The standard form contract places an onus on the purchaser to expressly terminate the contract if finance is not approved within the period allowed. If this is not done, the contract automatically becomes unconditional. These clauses must be explained to purchaser clients and the advice documented. Practitioners then need to obtain clear instructions about whether finance has been obtained and confirm them in writing.
In one claim, a practitioner acted for both the vendor and purchaser of a property. The practitioner said he sent a letter to the purchaser containing general advice on what was initially an unconditional contract of sale. As it was a standard letter, it contained some information about subject to finance clauses.

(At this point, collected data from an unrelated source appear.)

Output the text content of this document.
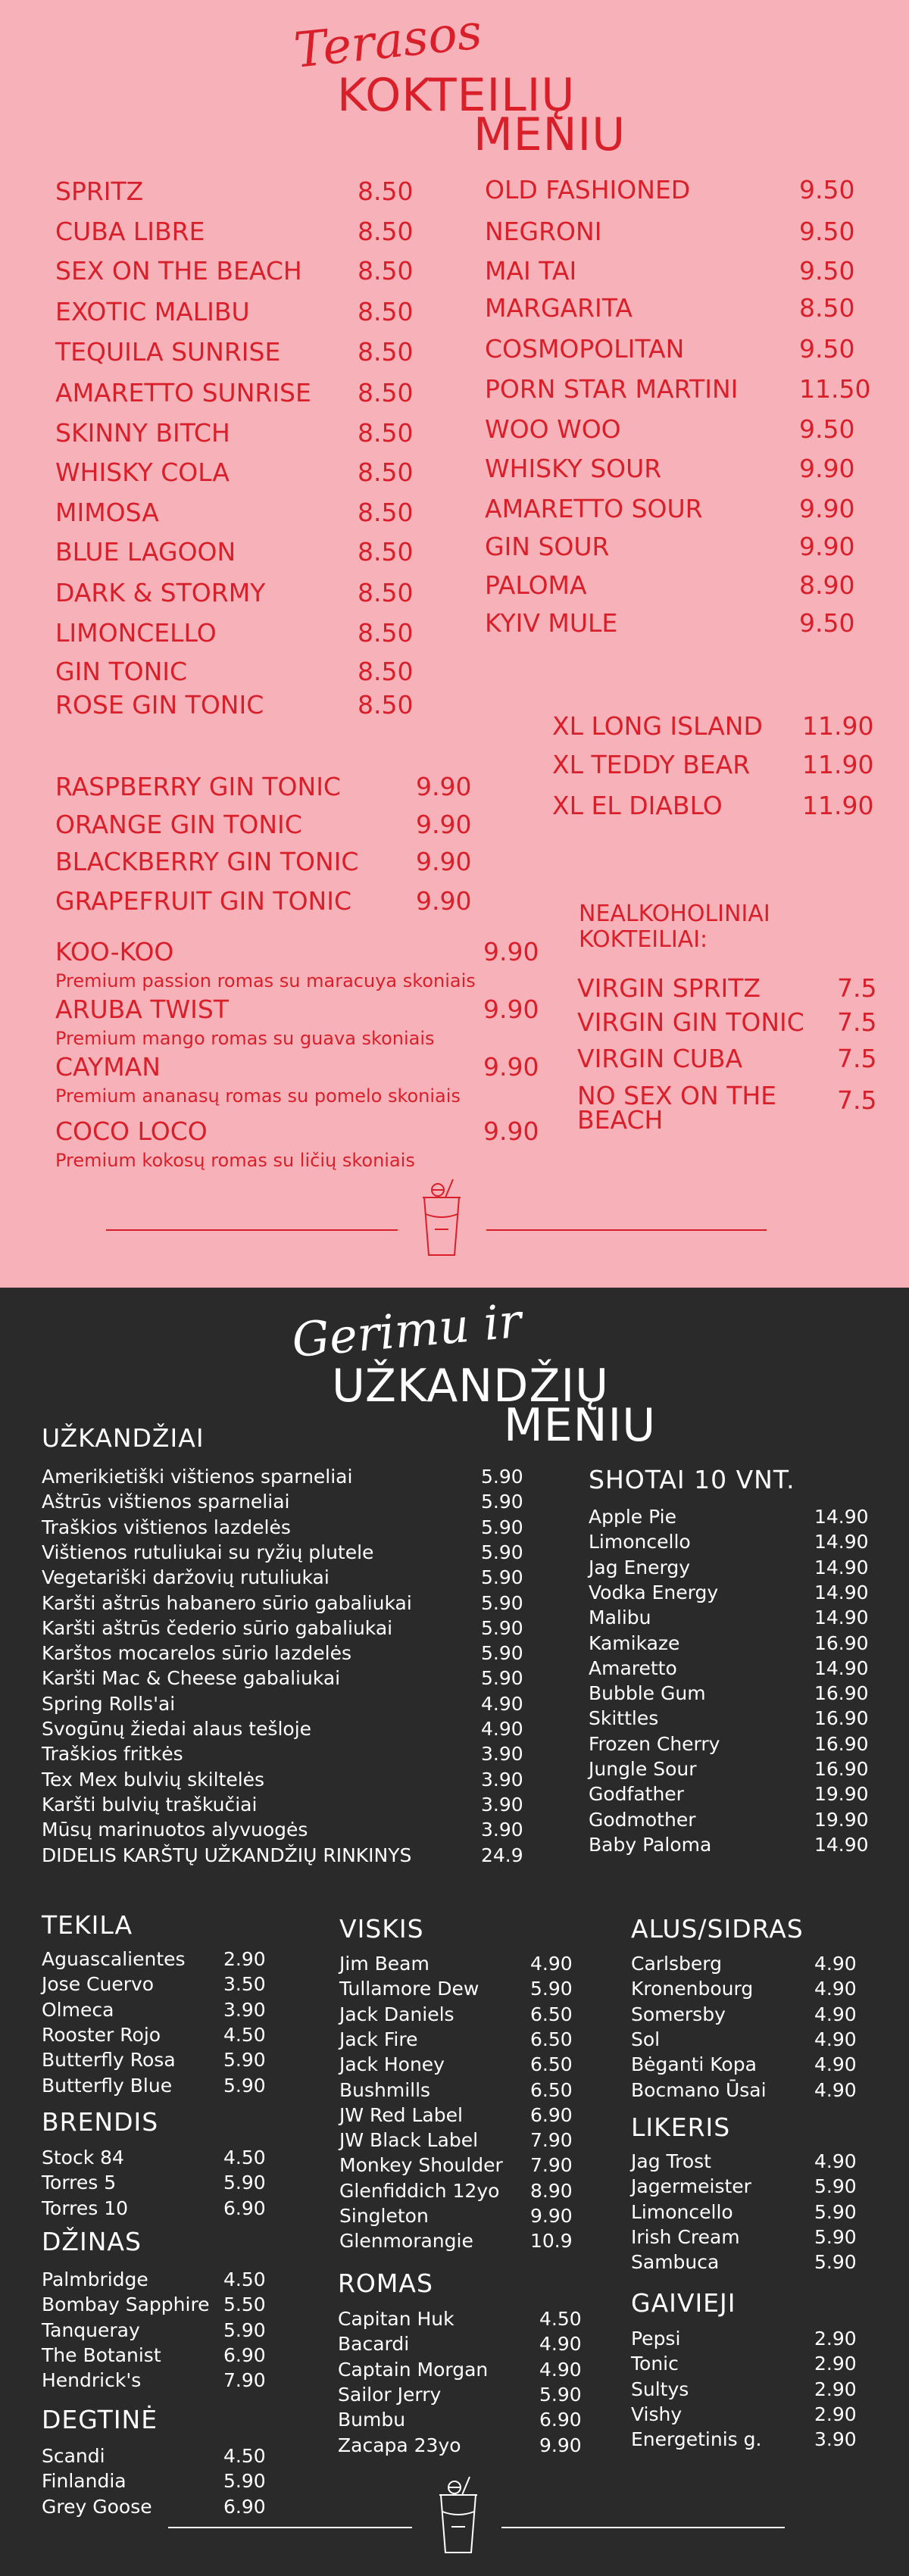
Terasos
KOKTEILIŲ
MENIU
SPRITZ	8.50
CUBA LIBRE	8.50
SEX ON THE BEACH 8.50
EXOTIC MALIBU	8.50
TEQUILA SUNRISE	8.50
AMARETTO SUNRISE 8.50
SKINNY BITCH	8.50
WHISKY COLA	8.50
MIMOSA	8.50
BLUE LAGOON	8.50
DARK & STORMY	8.50
LIMONCELLO	8.50
GIN TONIC	8.50
ROSE GIN TONIC	8.50
OLD FASHIONED	9.50
NEGRONI	9.50
MAI TAI	9.50
MARGARITA	8.50
COSMOPOLITAN	9.50
PORN STAR MARTINI 11.50
WOO WOO	9.50
WHISKY SOUR	9.90
AMARETTO SOUR	9.90
GIN SOUR	9.90
PALOMA	8.90
KYIV MULE	9.50
XL LONG ISLAND 11.90
XL TEDDY BEAR 11.90
XL EL DIABLO	11.90
RASPBERRY GIN TONIC	9.90
ORANGE GIN TONIC	9.90
BLACKBERRY GIN TONIC 9.90
GRAPEFRUIT GIN TONIC	9.90
KOO-KOO	9.90
Premium passion romas su maracuya skoniais
ARUBA TWIST	9.90
Premium mango romas su guava skoniais
CAYMAN	9.90
Premium ananasų romas su pomelo skoniais
COCO LOCO	9.90
Premium kokosų romas su ličių skoniais
NEALKOHOLINIAI
KOKTEILIAI:
VIRGIN SPRITZ	7.5
VIRGIN GIN TONIC 7.5
VIRGIN CUBA	7.5
NO SEX ON THE
BEACH
7.5
Gerimu ir
UŽKANDŽIŲ
MENIU
UŽKANDŽIAI
Amerikietiški vištienos sparneliai	5.90
Aštrūs vištienos sparneliai	5.90
Traškios vištienos lazdelės	5.90
Vištienos rutuliukai su ryžių plutele	5.90
Vegetariški daržovių rutuliukai	5.90
Karšti aštrūs habanero sūrio gabaliukai	5.90
Karšti aštrūs čederio sūrio gabaliukai	5.90
Karštos mocarelos sūrio lazdelės	5.90
Karšti Mac & Cheese gabaliukai	5.90
Spring Rolls'ai	4.90
Svogūnų žiedai alaus tešloje	4.90
Traškios fritkės	3.90
Tex Mex bulvių skiltelės	3.90
Karšti bulvių traškučiai	3.90
Mūsų marinuotos alyvuogės	3.90
DIDELIS KARŠTŲ UŽKANDŽIŲ RINKINYS	24.9
SHOTAI 10 VNT.
Apple Pie	14.90
Limoncello	14.90
Jag Energy	14.90
Vodka Energy	14.90
Malibu	14.90
Kamikaze	16.90
Amaretto	14.90
Bubble Gum	16.90
Skittles	16.90
Frozen Cherry	16.90
Jungle Sour	16.90
Godfather	19.90
Godmother	19.90
Baby Paloma	14.90
TEKILA
Aguascalientes 2.90
Jose Cuervo	3.50
Olmeca	3.90
Rooster Rojo	4.50
Butterfly Rosa	5.90
Butterfly Blue	5.90
BRENDIS
Stock 84	4.50
Torres 5	5.90
Torres 10	6.90
DŽINAS
Palmbridge	4.50
Bombay Sapphire 5.50
Tanqueray	5.90
The Botanist	6.90
Hendrick's	7.90
DEGTINĖ
Scandi	4.50
Finlandia	5.90
Grey Goose	6.90
VISKIS
Jim Beam	4.90
Tullamore Dew	5.90
Jack Daniels	6.50
Jack Fire	6.50
Jack Honey	6.50
Bushmills	6.50
JW Red Label	6.90
JW Black Label	7.90
Monkey Shoulder 7.90
Glenfiddich 12yo 8.90
Singleton	9.90
Glenmorangie	10.9
ROMAS
Capitan Huk	4.50
Bacardi	4.90
Captain Morgan	4.90
Sailor Jerry	5.90
Bumbu	6.90
Zacapa 23yo	9.90
ALUS/SIDRAS
Carlsberg	4.90
Kronenbourg	4.90
Somersby	4.90
Sol	4.90
Bėganti Kopa	4.90
Bocmano Ūsai	4.90
LIKERIS
Jag Trost	4.90
Jagermeister	5.90
Limoncello	5.90
Irish Cream	5.90
Sambuca	5.90
GAIVIEJI
Pepsi	2.90
Tonic	2.90
Sultys	2.90
Vishy	2.90
Energetinis g.	3.90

Following execution of the contract, the purchaser asked the practitioner’s conveyancing clerk to request an amendment to make the contract subject to finance. The clerk discussed some issues regarding the way subject to finance clauses worked but the extent of the advice was unclear. The vendor agreed to insertion of a two-week subject to finance clause.
Three days before the two week-period ended, the purchaser informed the clerk in person that his bank loan was approved and provided a bank guarantee for the deposit amount. The practitioner acted on these oral instructions and advised the vendor that he had received the deposit and the contract was now unconditional.
The purchaser had not in fact obtained finance. Settlement did not occur and the deposit was forfeited to the vendor.
The purchaser then alleged the practitioner had failed to advise on the meaning and effect of the subject to finance clause, including the need to notify the vendor of the intention to terminate the contract within the specified time. The purchaser denied receiving the general letter of advice from the practitioner which referred to subject to finance. The purchaser also denied instructing the clerk that finance was approved.
The claim was difficult to defend because the practitioner acted for both parties and did not have contemporaneous records of instructions and advice. Key advice about the meaning and effect of the contract of sale should have been provided by the practitioner rather than the clerk. This was especially important where the contract terms changed and the advice needed to be confirmed in writing.
The practitioner should also have confirmed the purchaser’s instruction that finance had been obtained in writing.